1st Reading: Acts 11:19-26
Those who had been scattered by the persecution that arose because of Stephen went as far as Phoenicia, Cyprus, and Antioch, preaching the word to no one but Jews. There were some Cypriots and Cyrenians among them, however, who came to Antioch and began to speak to the Greeks as well, proclaiming the Lord Jesus. The hand of the Lord was with them and a great number who believed turned to the Lord. The news about them reached the ears of the Church in Jerusalem, and they sent Barnabas to go to Antioch. When he arrived and saw the grace of God, he rejoiced and encouraged them all to remain faithful to the Lord in firmness of heart, for he was a good man, filled with the Holy Spirit and faith. And a large number of people was added to the Lord. Then he went to Tarsus to look for Saul, and when he had found him he brought him to Antioch. For a whole year they met with the Church and taught a large number of people, and it was in Antioch that the disciples were first called Christians.
Gospel: Jn 10:22-30
The feast of the Dedication was taking place in Jerusalem. It was winter. And Jesus walked about in the temple area on the Portico of Solomon. So the Jews gathered around him and said to him, “How long are you going to keep us in suspense? If you are the Christ, tell us plainly.” Jesus answered them, “I told you and you do not believe. The works I do in my Father’s name testify to me. But you do not believe, because you are not among my sheep. My sheep hear my voice; I know them, and they follow me. I give them eternal life, and they shall never perish. No one can take them out of my hand. My Father, who has given them to me, is greater than all, and no one can take them out of the Father’s hand. The Father and I are one.”
The Christ and the Christians: We derive our identity as Christians from Christ because we hear his voice and believe (cf. Jn 10:27). The multitude in the first reading who believed and turned to God are the true Christians. The verb šûb meaning to turn, in Hebrew theologically involves repentance which is a turn to the ways of the Lord and never to return to evil ways. Therefore, the Easter event is a perpetual call for all of us to turn to and believe in the Lord. As true Christians whose identity comes from the name Christ, St. Paul invites us to have the same mind as of Christ (cf. Phil 2:5) which demands a change or turn in our moral walk and inner turnings. This is a fundamental change that every Christian must undergo, becoming “agents or representatives of the Messiah” which implies reflecting Christ in all our dealings. May people see Christ in every Christian so that being Christian becomes synonymous with Christ.
Prayer: Almighty God, grant us your Holy Spirit to have the same mind and identity as Christ your Son.

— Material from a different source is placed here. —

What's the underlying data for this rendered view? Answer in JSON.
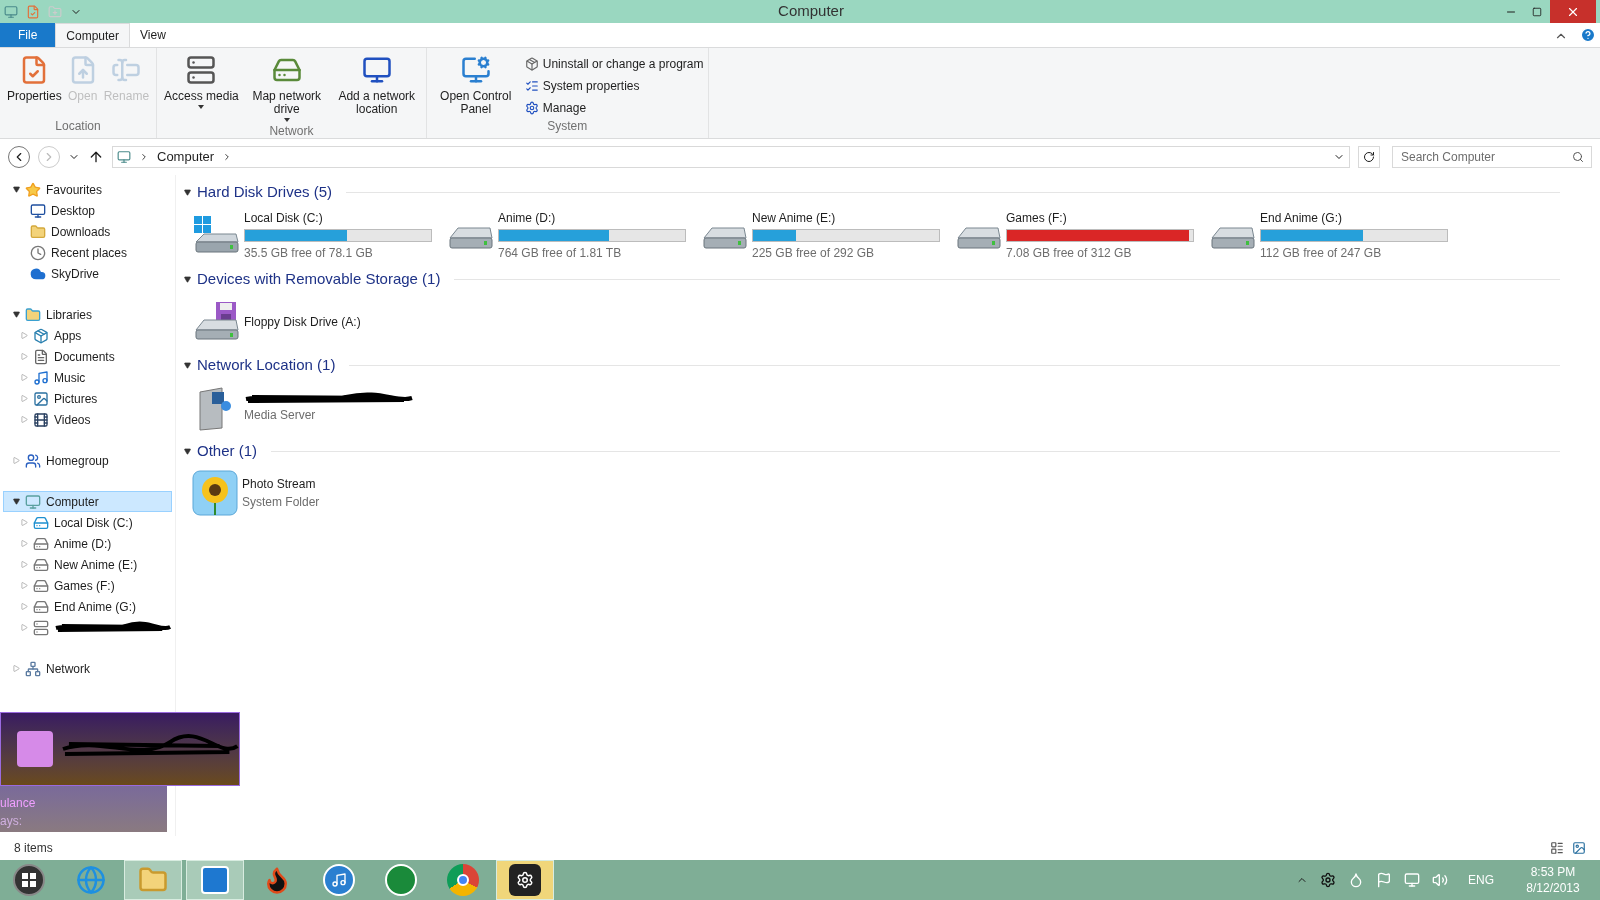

THE FATHER AND I ARE ONE: “Are you the messiah? Tell us plainly,” the Jews ask. Jesus never answers that question of messiahship directly – even in front of Pilate during the trials. On the other hand, he adds: “The Father and I are one.” Elsewhere: “Before Abraham was, I am!” (Jn 8:58). “For unless you believe that I am, you will die in your sins” (Jn 8:24). Jesus constantly refers to himself as “the I am” (Jn 4:26). In other words, Jesus openly claims that he is not just the messiah – the Christ, but He is the Son of God, possessing the same nature as the Father. This will make him controversial, up to the cross. If we do not experience him as the Son of God, then his death and resurrection were in vain.
Prayer: Lord give me the grace to declare you as: “My Lord, and My God!
A LIGHT TO SHINE: Many people fear darkness and so only few people accept to be alone in the dark. A shepherd lost in a thick forest or a fisherman lost in the depth of the lake eagerly awaits the early morning rays either to trace the way back to the open lands or to the shore. The long duration of waiting is risky, and often appears longer than normal. Our lives without Christ are similar to the long wait of the lost shepherd or the lost fisherman. Jesus enters the temple at the Feast of Dedication also known as Hannukah or festival of lights. He “the Sun of Justice” shines upon the cold-hearted and darkened hearts of the people, to bring them warmth and the light of salvation from on high. At baptism the priest or the deacon hands a lighted candle to the newly baptized saying, “Receive the light of Christ.” It is the responsibility of the sponsors, the parents and the baptized candidate to keep this light burning! “In the midst of darkness, light persists.” – Mahatma Gandhi.